2. The method according to claim 1, characterized in that, The protoplast preparation in step S1 includes: taking young tissues from the first and second Korean pine parents, cutting them into small pieces, placing them in an enzyme solution containing cellulase, pectinase and dissociation enzyme for enzymatic hydrolysis, then filtering, centrifuging and purifying, and collecting the precipitate to obtain the protoplasts.

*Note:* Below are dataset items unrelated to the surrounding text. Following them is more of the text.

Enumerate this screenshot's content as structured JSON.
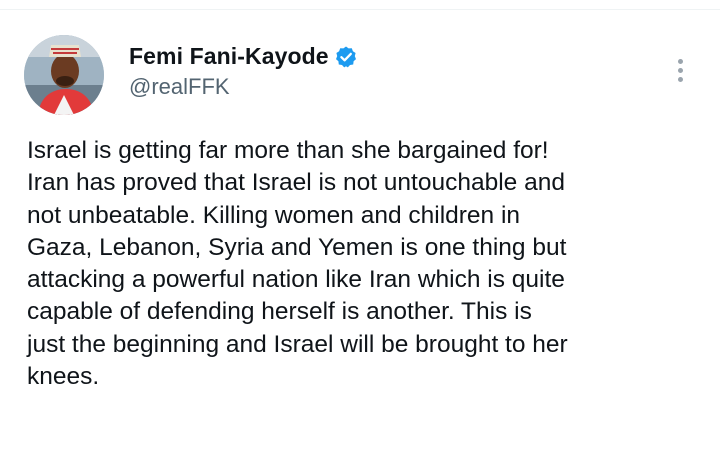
{
  "author": {
    "display_name": "Femi Fani-Kayode",
    "handle": "@realFFK",
    "verified": true,
    "verified_color": "#1d9bf0"
  },
  "tweet": {
    "text": "Israel is getting far more than she bargained for!\nIran has proved that Israel is not untouchable and\nnot unbeatable. Killing women and children in\nGaza, Lebanon, Syria and Yemen is one thing but\nattacking a powerful nation like Iran which is quite\ncapable of defending herself is another. This is\njust the beginning and Israel will be brought to her\nknees."
  },
  "icons": {
    "verified": "verified-badge-icon",
    "more": "more-options-icon"
  }
}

3. The method according to claim 2, characterized in that, The enzymatic hydrolysis conditions are: enzymatic hydrolysis with shaking at 25-30℃ for 3-5 hours; the centrifugal purification includes first centrifuging at 450-550 r / min to collect the precipitate, then washing the precipitate with CPW solution, and repeating the centrifugation and washing 2-3 times.

4. The method according to claim 1, characterized in that, In step S2, the concentration of the iodoacetamide solution is 5-7 mmol / L, the concentration of the rose red B solution is 45-55 μg / mL, the treatment time is 15-25 minutes, and the treatment temperature is room temperature. The washing is performed by centrifugation at 750-850 r / min for 4-6 minutes each time, with two washes. The culture involves culturing the washed first and second protoplasts separately in the dark until a density of 4 × 10⁻⁶ is reached. 5 -6×10 5 per mL.

5. The method according to claim 1, characterized in that, The concentration of the sodium silicate aqueous solution in step S3 is 0.5-0.8 mg / L, the incubation time is 10-15 minutes, and the incubation temperature is 20-30℃.

6. The method according to claim 1, characterized in that, The parameters for electrofusion in step S4 are: AC field strength 150-250V / cm, AC frequency 450-650kHz, AC duration 100-300s, DC pulse field strength 1.5-2.5kV / cm, pulse width 30-50μs, and pulse count 1-3 times.

7. The method according to claim 1, characterized in that, In step S4, before electrofusion, the mixed protoplasts are pre-equilibrated in the fusion solution for 2-5 minutes.

8. The method according to claim 1, characterized in that, The magnetic bead method described in step S5 includes: incubating the fusion product with magnetic beads conjugated with antibodies targeting markers on the surface of Korean pine hybrid cells, and then collecting the hybrid cells by magnetic separation.

9. The method according to claim 8, characterized in that, The antibody is an antibody that targets a marker on the surface of Korean pine hybrid cells.

10. The method according to claim 1, characterized in that, The first and second Korean pine parents are Korean pine plants of different varieties.